The store he's talking about is House of Tropics down on Rt. 50 in lower Price Hill. Good place, really big, although I've never bought fish from them. As some of you know, I stick with getting my fish things from Monfort Aquarium and Pets...family owned and operated for over thirty years like House of Tropics. I won't buy from Jack's or the chain stores, with the exception of the four otos we got recently (sale price plus my mom was doing a demo there so that was an addition % off I think.) So the only three that I -would- buy from are Monfort, House of Tropics, and if I ever win the lottery, Aquarium Adventure.

House of Tropics is ok with plants. Mostly low-light easy plants - swords, crypts, moss, a few stem plants. That's about all I remember them having.


----------



## ctmpwrdcamry (May 23, 2005)

I only shop AA because its local, the rest of the local places dont seem to know much or cant keep there tanks clean. It is pricy, but i shop there sales and have befriend the managers


----------



## ElectricHead (Sep 11, 2005)

Hello, Amingra
I am also new guy. I attended the last meeting at Matts house and everyone was great. I am in the process of converting a 58 gal reef setup into a freshwater planted tank. I have stuff coming in the mail right now and I still need to get up some cash to buy my co2 outfit. Been working on laying out my aquascape on paper so I have a plan and know what goes where when I finally am able setup.


----------



## molurus73 (Apr 15, 2005)

When AA first opened around here they were just awesome. Beautiful tanks. People seemed to know their stuff. Lately, the tanks have gone to crap, there is not very much selection and they are waaaayyyyyy overpriced on everything. I have bought fish from there on 2 separate occasions. Both time they got ich and half died. I don't go 'round them parts no more. Hopefully the C-bus stores are a lot better.


----------



## ctmpwrdcamry (May 23, 2005)

They have their days. Most of the time they do well. They are alittle more expensive, but not much more so than anything else. there tanks are MUCH cleaner than anything else around here. I also know when the fish come in, so i can let them get them healthy and stablize them before i take the mhome


----------



## EcleckticGirl (Jul 26, 2005)

Simpte 27 said:


> Joe is a good guy. He knows his cichlids also. Other than that............... well lets just say Joe is a good guy.

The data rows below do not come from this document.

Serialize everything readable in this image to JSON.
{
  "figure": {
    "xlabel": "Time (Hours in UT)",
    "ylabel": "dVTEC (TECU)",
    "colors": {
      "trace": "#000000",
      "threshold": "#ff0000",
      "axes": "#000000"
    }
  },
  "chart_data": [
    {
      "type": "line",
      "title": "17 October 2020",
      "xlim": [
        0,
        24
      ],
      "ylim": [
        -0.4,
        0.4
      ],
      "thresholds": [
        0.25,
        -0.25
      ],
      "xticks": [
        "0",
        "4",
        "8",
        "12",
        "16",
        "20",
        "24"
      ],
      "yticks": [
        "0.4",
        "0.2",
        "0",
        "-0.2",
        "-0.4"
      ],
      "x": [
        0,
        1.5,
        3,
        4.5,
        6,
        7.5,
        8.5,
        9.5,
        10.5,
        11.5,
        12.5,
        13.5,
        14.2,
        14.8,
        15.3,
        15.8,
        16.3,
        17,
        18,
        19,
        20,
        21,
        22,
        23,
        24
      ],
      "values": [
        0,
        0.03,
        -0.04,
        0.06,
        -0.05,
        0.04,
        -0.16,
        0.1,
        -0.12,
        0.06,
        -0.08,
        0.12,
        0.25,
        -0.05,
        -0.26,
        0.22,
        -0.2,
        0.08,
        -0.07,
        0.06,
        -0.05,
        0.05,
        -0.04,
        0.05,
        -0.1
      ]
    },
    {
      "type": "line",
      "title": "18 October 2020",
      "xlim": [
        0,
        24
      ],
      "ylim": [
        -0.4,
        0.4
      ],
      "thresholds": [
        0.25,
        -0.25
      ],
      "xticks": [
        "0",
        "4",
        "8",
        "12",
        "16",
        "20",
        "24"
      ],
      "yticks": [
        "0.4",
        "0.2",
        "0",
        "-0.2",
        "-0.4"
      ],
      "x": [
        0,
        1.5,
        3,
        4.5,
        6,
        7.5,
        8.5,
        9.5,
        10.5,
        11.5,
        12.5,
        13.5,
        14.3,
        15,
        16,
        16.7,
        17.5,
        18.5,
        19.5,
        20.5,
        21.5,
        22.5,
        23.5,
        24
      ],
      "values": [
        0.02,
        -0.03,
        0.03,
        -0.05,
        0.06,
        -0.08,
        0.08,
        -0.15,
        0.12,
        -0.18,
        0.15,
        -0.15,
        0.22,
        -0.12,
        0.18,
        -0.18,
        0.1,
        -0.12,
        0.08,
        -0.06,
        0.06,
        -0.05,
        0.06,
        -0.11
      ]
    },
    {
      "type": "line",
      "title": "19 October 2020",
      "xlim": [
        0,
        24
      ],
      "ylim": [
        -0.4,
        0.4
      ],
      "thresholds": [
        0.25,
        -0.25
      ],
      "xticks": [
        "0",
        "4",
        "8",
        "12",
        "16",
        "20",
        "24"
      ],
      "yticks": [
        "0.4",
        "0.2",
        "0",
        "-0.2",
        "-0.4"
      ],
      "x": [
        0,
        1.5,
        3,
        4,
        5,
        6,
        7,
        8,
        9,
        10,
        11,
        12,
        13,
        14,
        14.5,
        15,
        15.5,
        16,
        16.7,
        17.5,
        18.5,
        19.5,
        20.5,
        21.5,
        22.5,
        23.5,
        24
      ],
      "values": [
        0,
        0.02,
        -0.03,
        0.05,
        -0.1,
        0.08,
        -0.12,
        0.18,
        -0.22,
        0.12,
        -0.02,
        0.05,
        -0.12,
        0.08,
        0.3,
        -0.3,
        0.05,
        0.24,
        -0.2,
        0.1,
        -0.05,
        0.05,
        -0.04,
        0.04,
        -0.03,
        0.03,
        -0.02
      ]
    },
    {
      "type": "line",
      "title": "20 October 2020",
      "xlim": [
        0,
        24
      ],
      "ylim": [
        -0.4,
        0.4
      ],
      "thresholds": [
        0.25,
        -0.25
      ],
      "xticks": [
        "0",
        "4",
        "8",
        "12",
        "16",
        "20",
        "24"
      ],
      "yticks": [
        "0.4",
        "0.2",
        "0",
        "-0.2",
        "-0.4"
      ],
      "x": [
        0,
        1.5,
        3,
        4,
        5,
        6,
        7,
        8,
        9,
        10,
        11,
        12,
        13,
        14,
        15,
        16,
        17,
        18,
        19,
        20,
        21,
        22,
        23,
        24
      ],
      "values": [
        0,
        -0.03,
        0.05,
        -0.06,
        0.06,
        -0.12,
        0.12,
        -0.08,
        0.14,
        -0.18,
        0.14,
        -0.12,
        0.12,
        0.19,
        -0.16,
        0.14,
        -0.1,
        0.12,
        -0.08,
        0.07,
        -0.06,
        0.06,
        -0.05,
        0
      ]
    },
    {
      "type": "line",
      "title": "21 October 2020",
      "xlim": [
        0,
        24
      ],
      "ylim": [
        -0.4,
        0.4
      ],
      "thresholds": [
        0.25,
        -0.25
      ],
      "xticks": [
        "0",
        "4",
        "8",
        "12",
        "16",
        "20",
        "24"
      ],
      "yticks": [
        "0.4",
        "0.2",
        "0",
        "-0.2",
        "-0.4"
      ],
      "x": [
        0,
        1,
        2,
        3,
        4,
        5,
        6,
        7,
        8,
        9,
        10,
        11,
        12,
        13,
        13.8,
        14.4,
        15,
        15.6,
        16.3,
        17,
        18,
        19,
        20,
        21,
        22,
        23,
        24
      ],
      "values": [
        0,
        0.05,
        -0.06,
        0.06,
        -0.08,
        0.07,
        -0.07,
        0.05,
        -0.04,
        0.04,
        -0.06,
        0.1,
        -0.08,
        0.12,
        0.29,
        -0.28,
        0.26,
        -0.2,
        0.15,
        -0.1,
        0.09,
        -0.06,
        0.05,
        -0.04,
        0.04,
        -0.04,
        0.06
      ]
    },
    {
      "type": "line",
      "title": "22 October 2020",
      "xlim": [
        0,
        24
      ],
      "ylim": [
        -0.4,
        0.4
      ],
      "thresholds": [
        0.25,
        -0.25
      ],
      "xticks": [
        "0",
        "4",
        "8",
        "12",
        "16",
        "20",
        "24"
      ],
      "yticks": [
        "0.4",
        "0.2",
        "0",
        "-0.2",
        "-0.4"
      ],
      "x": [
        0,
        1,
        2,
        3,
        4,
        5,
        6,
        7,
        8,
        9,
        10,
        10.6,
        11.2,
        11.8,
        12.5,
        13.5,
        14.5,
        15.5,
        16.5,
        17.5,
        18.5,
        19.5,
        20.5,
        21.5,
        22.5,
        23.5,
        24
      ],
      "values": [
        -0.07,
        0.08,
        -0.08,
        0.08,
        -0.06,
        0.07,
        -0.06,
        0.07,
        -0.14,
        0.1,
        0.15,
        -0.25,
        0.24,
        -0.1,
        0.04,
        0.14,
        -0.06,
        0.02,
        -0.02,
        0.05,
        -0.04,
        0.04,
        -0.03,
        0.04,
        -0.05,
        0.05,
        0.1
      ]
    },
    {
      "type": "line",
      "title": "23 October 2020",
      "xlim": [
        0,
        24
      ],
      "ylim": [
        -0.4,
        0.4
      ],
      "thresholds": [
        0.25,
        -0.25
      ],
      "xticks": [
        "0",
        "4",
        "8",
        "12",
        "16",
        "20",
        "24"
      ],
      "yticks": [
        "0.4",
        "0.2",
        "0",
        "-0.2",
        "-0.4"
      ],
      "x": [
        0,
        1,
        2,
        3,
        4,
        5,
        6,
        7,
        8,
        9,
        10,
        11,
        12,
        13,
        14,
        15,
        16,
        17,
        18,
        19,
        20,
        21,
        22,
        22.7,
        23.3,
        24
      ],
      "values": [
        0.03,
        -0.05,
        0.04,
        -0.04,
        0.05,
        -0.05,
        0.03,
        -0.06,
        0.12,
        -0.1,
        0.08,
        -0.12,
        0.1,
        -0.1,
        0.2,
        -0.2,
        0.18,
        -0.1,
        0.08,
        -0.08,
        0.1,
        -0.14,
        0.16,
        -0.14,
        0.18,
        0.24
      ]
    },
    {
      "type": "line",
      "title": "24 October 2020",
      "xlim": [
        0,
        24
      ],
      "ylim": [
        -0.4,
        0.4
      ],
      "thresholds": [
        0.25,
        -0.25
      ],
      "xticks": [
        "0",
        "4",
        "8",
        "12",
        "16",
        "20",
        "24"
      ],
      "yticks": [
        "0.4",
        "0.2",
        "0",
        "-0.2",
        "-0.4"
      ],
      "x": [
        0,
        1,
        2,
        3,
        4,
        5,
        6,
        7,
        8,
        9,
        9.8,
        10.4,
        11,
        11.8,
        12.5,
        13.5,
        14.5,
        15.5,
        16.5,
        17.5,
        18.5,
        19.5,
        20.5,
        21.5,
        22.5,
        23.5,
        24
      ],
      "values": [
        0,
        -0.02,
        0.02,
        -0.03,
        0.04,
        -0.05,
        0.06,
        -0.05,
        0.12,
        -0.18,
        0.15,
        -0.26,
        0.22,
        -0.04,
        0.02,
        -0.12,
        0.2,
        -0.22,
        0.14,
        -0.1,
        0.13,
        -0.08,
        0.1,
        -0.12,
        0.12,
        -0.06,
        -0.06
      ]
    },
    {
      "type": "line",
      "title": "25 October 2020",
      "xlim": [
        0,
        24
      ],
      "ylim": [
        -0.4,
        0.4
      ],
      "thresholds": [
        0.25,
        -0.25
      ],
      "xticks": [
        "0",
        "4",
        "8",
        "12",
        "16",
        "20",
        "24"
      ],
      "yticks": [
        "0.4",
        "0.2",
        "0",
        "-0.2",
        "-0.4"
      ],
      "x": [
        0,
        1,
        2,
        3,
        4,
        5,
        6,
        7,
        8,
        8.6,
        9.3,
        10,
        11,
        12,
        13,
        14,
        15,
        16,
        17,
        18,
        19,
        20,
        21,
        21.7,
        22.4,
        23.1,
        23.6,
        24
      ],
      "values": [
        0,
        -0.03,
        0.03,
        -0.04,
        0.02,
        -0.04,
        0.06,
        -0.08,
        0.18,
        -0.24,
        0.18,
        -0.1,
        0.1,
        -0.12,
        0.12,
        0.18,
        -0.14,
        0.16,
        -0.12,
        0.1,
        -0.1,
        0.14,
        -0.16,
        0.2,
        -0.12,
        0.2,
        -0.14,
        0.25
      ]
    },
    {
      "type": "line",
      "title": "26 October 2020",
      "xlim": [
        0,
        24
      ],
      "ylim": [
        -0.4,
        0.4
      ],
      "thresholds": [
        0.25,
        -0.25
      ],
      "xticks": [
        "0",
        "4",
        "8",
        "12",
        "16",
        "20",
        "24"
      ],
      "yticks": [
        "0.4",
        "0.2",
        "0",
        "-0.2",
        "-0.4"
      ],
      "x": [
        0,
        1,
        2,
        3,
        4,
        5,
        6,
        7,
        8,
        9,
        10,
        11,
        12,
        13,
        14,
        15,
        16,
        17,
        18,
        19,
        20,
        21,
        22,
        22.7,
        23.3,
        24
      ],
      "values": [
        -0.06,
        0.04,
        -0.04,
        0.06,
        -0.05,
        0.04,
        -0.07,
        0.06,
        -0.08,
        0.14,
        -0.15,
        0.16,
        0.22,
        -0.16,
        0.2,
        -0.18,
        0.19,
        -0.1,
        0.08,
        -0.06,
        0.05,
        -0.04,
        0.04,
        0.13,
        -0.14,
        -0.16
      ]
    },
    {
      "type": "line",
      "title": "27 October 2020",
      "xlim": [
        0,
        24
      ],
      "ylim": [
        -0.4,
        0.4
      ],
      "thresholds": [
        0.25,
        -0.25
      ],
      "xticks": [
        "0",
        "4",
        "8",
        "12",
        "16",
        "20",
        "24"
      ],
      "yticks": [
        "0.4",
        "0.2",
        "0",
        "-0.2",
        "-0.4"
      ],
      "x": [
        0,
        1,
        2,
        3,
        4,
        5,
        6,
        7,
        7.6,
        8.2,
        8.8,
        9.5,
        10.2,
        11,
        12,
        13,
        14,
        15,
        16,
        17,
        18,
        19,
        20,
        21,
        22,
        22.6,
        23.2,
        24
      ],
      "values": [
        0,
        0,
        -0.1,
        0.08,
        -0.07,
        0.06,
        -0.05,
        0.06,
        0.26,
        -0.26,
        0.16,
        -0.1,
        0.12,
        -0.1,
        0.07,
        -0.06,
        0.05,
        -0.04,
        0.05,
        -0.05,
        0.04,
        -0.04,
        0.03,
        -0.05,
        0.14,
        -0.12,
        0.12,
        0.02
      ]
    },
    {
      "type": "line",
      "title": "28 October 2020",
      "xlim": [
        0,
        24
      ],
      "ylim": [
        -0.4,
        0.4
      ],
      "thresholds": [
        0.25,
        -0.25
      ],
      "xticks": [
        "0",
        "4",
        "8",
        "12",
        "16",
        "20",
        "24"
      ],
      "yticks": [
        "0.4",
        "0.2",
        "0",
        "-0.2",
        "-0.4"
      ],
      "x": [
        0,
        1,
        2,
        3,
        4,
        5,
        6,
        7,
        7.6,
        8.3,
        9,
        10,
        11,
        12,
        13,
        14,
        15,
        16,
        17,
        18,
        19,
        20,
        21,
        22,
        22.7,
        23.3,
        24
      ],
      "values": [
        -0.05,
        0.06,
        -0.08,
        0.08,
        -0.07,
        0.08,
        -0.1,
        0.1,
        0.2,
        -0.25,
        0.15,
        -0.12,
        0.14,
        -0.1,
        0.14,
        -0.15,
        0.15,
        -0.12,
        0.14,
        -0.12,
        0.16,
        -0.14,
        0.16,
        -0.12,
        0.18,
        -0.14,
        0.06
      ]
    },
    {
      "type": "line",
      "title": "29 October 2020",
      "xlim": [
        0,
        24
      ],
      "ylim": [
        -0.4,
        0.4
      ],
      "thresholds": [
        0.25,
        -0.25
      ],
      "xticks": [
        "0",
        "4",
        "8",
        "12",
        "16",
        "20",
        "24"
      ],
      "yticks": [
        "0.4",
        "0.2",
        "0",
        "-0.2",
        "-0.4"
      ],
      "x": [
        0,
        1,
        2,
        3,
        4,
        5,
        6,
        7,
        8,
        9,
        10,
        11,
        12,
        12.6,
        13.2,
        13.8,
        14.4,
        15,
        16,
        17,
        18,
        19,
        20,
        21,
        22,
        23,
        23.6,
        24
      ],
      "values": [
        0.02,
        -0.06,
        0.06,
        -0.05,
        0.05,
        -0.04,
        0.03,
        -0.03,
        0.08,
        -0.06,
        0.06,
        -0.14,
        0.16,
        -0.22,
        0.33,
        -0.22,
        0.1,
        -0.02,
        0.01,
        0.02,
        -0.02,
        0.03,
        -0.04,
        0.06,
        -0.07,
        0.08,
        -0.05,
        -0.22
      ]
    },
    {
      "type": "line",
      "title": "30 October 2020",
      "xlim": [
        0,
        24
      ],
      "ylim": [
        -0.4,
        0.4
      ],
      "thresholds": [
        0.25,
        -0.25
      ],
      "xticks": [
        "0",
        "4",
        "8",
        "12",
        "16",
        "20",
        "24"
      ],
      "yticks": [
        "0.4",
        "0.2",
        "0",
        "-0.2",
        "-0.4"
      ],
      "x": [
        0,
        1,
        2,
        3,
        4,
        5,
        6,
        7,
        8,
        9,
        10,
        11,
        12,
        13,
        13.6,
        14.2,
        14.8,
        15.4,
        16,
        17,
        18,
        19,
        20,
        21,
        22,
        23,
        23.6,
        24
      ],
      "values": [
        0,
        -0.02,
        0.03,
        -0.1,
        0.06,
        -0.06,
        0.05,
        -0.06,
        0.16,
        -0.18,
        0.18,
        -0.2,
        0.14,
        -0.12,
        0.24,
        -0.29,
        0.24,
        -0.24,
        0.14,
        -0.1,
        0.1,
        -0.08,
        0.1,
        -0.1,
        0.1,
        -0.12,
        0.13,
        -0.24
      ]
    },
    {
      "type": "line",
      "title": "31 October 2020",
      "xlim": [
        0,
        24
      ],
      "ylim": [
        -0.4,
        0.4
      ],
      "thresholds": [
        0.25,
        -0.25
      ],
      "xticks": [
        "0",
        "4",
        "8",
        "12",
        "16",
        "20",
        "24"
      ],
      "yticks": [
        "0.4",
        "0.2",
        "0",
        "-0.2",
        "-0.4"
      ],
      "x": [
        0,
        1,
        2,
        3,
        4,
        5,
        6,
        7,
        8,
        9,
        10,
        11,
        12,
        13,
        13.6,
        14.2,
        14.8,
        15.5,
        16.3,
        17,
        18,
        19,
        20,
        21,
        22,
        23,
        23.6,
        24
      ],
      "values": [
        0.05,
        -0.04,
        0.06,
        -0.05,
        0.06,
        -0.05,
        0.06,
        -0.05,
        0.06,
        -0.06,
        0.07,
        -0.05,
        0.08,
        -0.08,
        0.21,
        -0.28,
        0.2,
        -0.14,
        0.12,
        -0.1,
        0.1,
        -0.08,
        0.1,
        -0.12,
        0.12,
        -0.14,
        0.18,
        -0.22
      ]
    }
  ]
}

LOL, Well, I am a newbie. At least he did not say anything so blatantly rule of thumb (if you have a really huge thumb) like I have heard some folks say at some of the marts. But I get your point.


----------



## amingra (Oct 9, 2005)

Where is Monfort?


----------



## molurus73 (Apr 15, 2005)

Colerain avenue. Just south of Northgate mall. Well, not _just_ south. From 275 go south until you pass Galbraith rd. On the left hand side. Kroger is on the right.


----------